Department of Engineering Sciences, Universidad Andres Bello, Quillota 980, Viña del Mar, 2531015, Chile.
Faculty of Engineering, Universidad Andres Bello, Quillota 980, Viña del Mar, 2531015, Chile.
Accid Anal Prev. 2018 Nov;120:195-210. doi: 10.1016/j.aap.2018.08.022. Epub 2018 Aug 28.
The growing number of cargo trucks on highway crashes in recent years due to the increase in freight movement in Chile motivates this study to identify the formation of persistent crash clusters on highway Ruta 5 (R5). Two spatial statistical methods (Moran's I and Getis-Ord Gi*) were used to determine whether crashes on this highway showed spatial clustering over time from a global and local perspective. Globally, recurrent crash clusters are spatially correlated on vertical curves and straight highway sections on northern R5 with different truck types and with the tractor-trailer units during rainy days on southern R5. The local spatial autocorrelation results suggest that the contributing causes related to the loss of control of the vehicle, the fatigue and imprudence of the driver, and crashes involving tractor units with trailer tend to cause persistent rollover crash clusters throughout R5. Overall, clustering of crash attributes with high values (i.e., hot spots) occurring on highway locations with vertical curves and on cloudy days predominated in the northern R5, and the largest number of recurrent hot spots occurred on sunny days along southern R5. A hot spot spatial co-occurrence analysis was further performed to identify the strong relationships between the studied crash attributes, and the crash and injury types as outcomes. The indication of high risk for the clustering of cargo trucks on highways crashes provides a basis for improving highway safety and reduce the associated social and economic costs.

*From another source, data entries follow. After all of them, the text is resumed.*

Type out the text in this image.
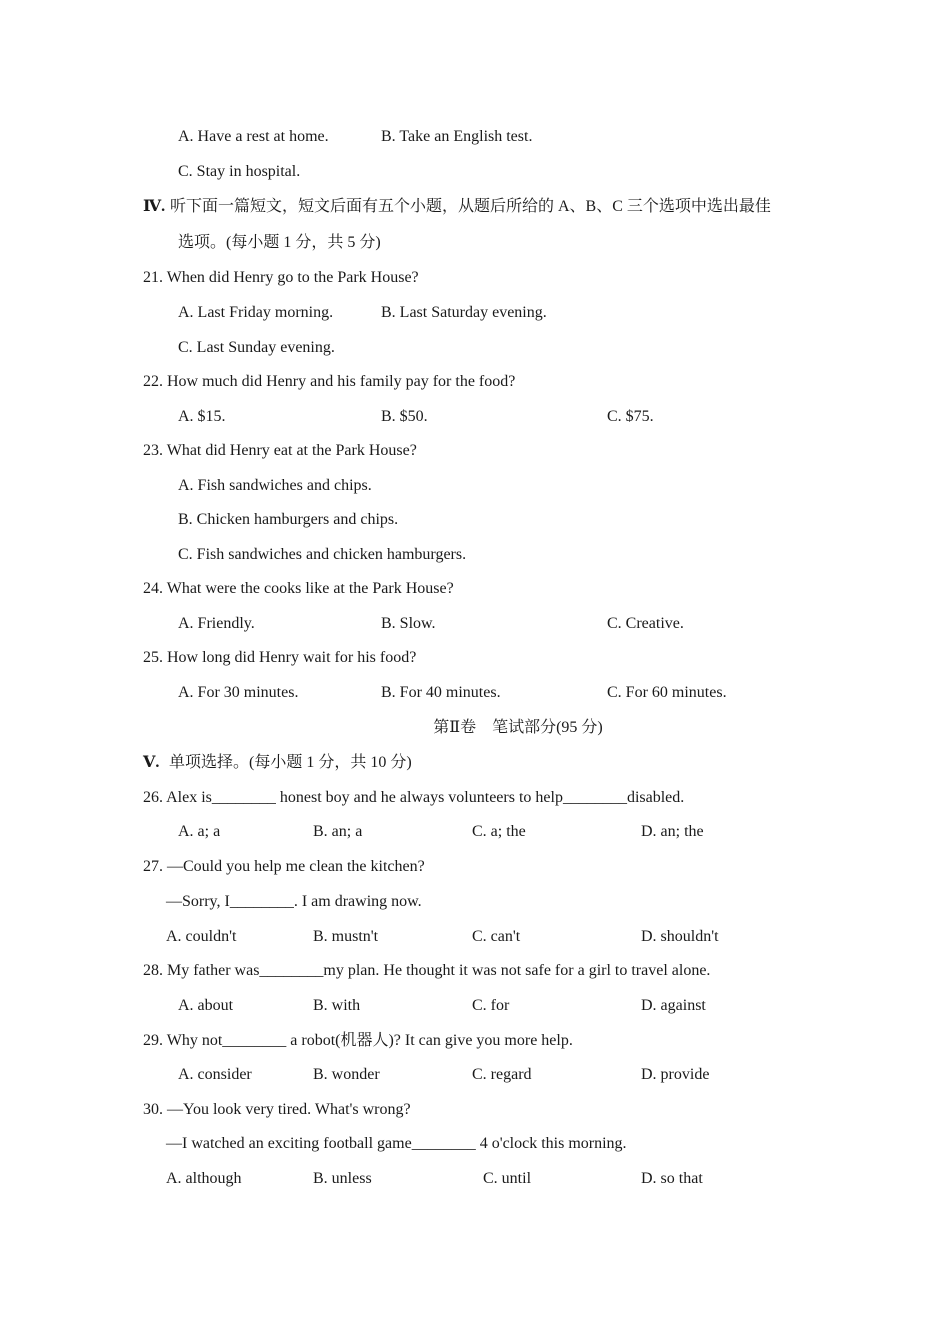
A. Have a rest at home.	B. Take an English test.
C. Stay in hospital.
Ⅳ. 听下面一篇短文，短文后面有五个小题，从题后所给的 A、B、C 三个选项中选出最佳
选项。(每小题 1 分，共 5 分)
21. When did Henry go to the Park House?
A. Last Friday morning.	B. Last Saturday evening.
C. Last Sunday evening.
22. How much did Henry and his family pay for the food?
A. $15.	B. $50.	C. $75.
23. What did Henry eat at the Park House?
A. Fish sandwiches and chips.
B. Chicken hamburgers and chips.
C. Fish sandwiches and chicken hamburgers.
24. What were the cooks like at the Park House?
A. Friendly.	B. Slow.	C. Creative.
25. How long did Henry wait for his food?
A. For 30 minutes.	B. For 40 minutes.	C. For 60 minutes.
第Ⅱ卷　笔试部分(95 分)
Ⅴ. 单项选择。(每小题 1 分，共 10 分)
26. Alex is________ honest boy and he always volunteers to help________disabled.
A. a; a	B. an; a	C. a; the	D. an; the
27. —Could you help me clean the kitchen?
—Sorry, I________. I am drawing now.
A. couldn't	B. mustn't	C. can't	D. shouldn't
28. My father was________my plan. He thought it was not safe for a girl to travel alone.
A. about	B. with	C. for	D. against
29. Why not________ a robot(机器人)? It can give you more help.
A. consider	B. wonder	C. regard	D. provide
30. —You look very tired. What's wrong?
—I watched an exciting football game________ 4 o'clock this morning.
A. although	B. unless	C. until	D. so that
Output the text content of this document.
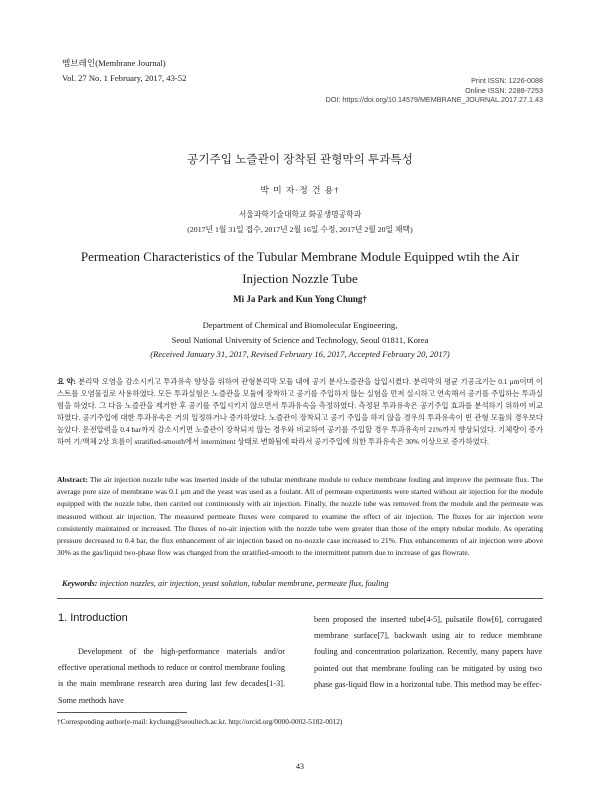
멤브레인(Membrane Journal)
Vol. 27 No. 1 February, 2017, 43-52	Print ISSN: 1226-0088
Online ISSN: 2288-7253
DOI: https://doi.org/10.14579/MEMBRANE_JOURNAL.2017.27.1.43
공기주입 노즐관이 장착된 관형막의 투과특성
박 미 자·정 건 용†
서울과학기술대학교 화공생명공학과
(2017년 1월 31일 접수, 2017년 2월 16일 수정, 2017년 2월 20일 채택)
Permeation Characteristics of the Tubular Membrane Module Equipped wtih the Air Injection Nozzle Tube
Mi Ja Park and Kun Yong Chung†
Department of Chemical and Biomolecular Engineering,
Seoul National University of Science and Technology, Seoul 01811, Korea
(Received January 31, 2017, Revised February 16, 2017, Accepted February 20, 2017)
요 약: 분리막 오염을 감소시키고 투과유속 향상을 위하여 관형분리막 모듈 내에 공기 분사노즐관을 삽입시켰다. 분리막의 평균 기공크기는 0.1 μm이며 이스트를 오염물질로 사용하였다. 모든 투과실험은 노즐관을 모듈에 장착하고 공기를 주입하지 않는 실험을 먼저 실시하고 연속해서 공기를 주입하는 투과실험을 하였다. 그 다음 노즐관을 제거한 후 공기를 주입시키지 않으면서 투과유속을 측정하였다. 측정된 투과유속은 공기주입 효과를 분석하기 위하여 비교하였다. 공기주입에 대한 투과유속은 거의 일정하거나 증가하였다. 노즐관이 장착되고 공기 주입을 하지 않을 경우의 투과유속이 빈 관형 모듈의 경우보다 높았다. 운전압력을 0.4 bar까지 감소시키면 노즐관이 장착되지 않는 경우와 비교하여 공기를 주입할 경우 투과유속이 21%까지 향상되었다. 기체량이 증가하여 기/액체 2상 흐름이 stratified-smooth에서 intermittent 상태로 변화됨에 따라서 공기주입에 의한 투과유속은 30% 이상으로 증가하였다.
Abstract: The air injection nozzle tube was inserted inside of the tubular membrane module to reduce membrane fouling and improve the permeate flux. The average pore size of membrane was 0.1 μm and the yeast was used as a foulant. All of permeate experiments were started without air injection for the module equipped with the nozzle tube, then carried out continuously with air injection. Finally, the nozzle tube was removed from the module and the permeate was measured without air injection. The measured permeate fluxes were compared to examine the effect of air injection. The fluxes for air injection were consistently maintained or increased. The fluxes of no-air injection with the nozzle tube were greater than those of the empty tubular module. As operating pressure decreased to 0.4 bar, the flux enhancement of air injection based on no-nozzle case increased to 21%. Flux enhancements of air injection were above 30% as the gas/liquid two-phase flow was changed from the stratified-smooth to the intermittent pattern due to increase of gas flowrate.
Keywords: injection nozzles, air injection, yeast solution, tubular membrane, permeate flux, fouling
1. Introduction
Development of the high-performance materials and/or effective operational methods to reduce or control membrane fouling is the main membrane research area during last few decades[1-3]. Some methods have
been proposed the inserted tube[4-5], pulsatile flow[6], corrugated membrane surface[7], backwash using air to reduce membrane fouling and concentration polarization. Recently, many papers have pointed out that membrane fouling can be mitigated by using two phase gas-liquid flow in a horizontal tube. This method may be effec-
†Corresponding author(e-mail: kychung@seoultech.ac.kr, http://orcid.org/0000-0002-5182-0012)
43
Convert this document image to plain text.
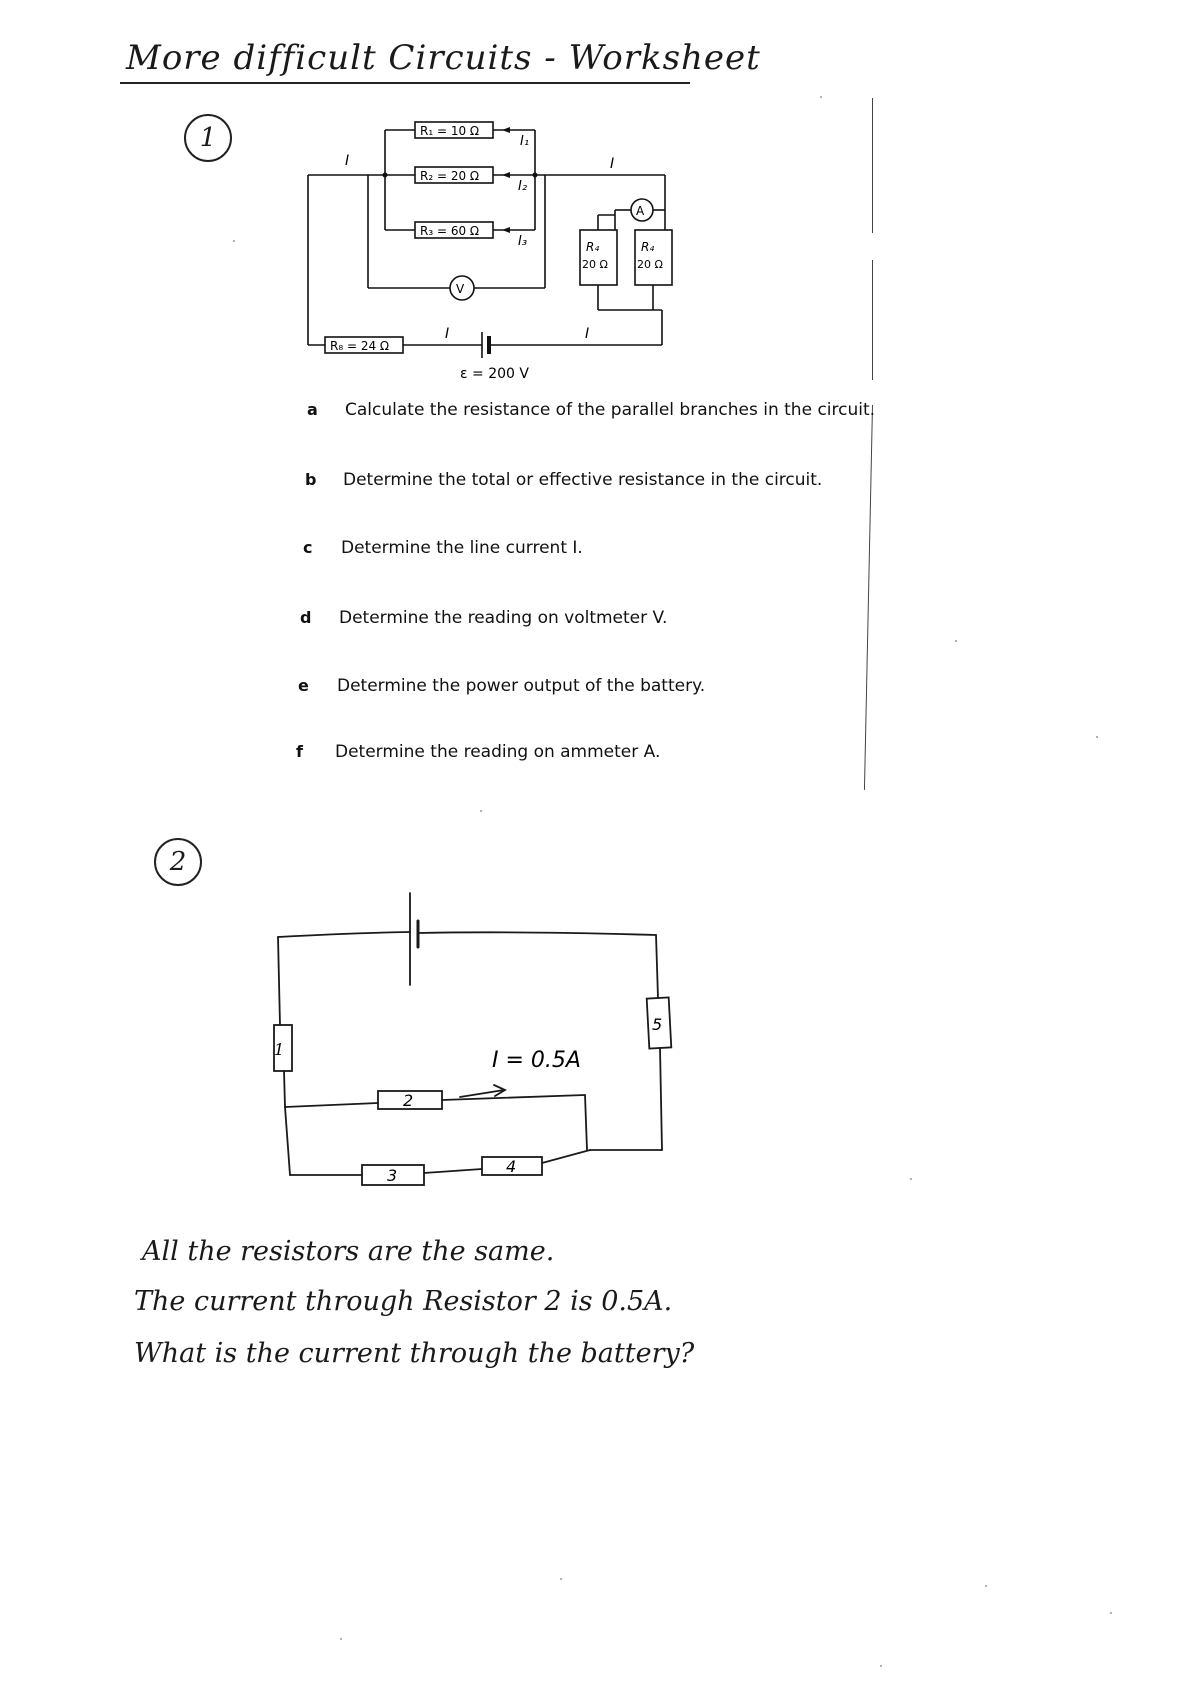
More difficult Circuits - Worksheet
1	R₁ = 10 Ω
R₂ = 20 Ω
R₃ = 60 Ω
R₈ = 24 Ω
R₄
20 Ω
R₄
20 Ω
I₁
I₂
I₃
I	I
I	I
A
V
ε = 200 V
a Calculate the resistance of the parallel branches in the circuit.
b Determine the total or effective resistance in the circuit.
c Determine the line current I.
d Determine the reading on voltmeter V.
e Determine the power output of the battery.
f Determine the reading on ammeter A.
2
1
2
3	4
5
I = 0.5A
All the resistors are the same.
The current through Resistor 2 is 0.5A.
What is the current through the battery?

近年来,由于智利货运量的增加,高速公路上的货车事故数量不断增加,这促使本研究旨在确定公路 Ruta 5(R5)上持续碰撞集群的形成。使用了两种空间统计方法(Moran's I 和 Getis-Ord Gi*),从全球和局部角度确定了这段公路上的事故是否随着时间的推移表现出空间聚类。从全局来看,在 R5 的北部,与不同类型的卡车以及在 R5 的南部雨天的拖拉机拖车单元相关的反复发生的碰撞集群在垂直曲线和直线路段上具有空间相关性。局部空间自相关结果表明,与车辆失去控制、驾驶员疲劳和轻率以及涉及带拖车的拖拉机单元的碰撞有关的原因可能导致整个 R5 持续发生翻车碰撞集群。总体而言,在具有垂直曲线和多云天气的公路位置上,具有高值(即热点)的碰撞属性聚类占主导地位,在 R5 的北部,反复出现的热点数量最多,而在 R5 的南部,晴天出现的热点数量最多。进一步进行了热点空间共现分析,以确定所研究的碰撞属性与作为结果的碰撞和伤害类型之间的强关系。表明高速公路上货车碰撞集群存在高风险,为改善公路安全和降低相关社会经济成本提供了依据。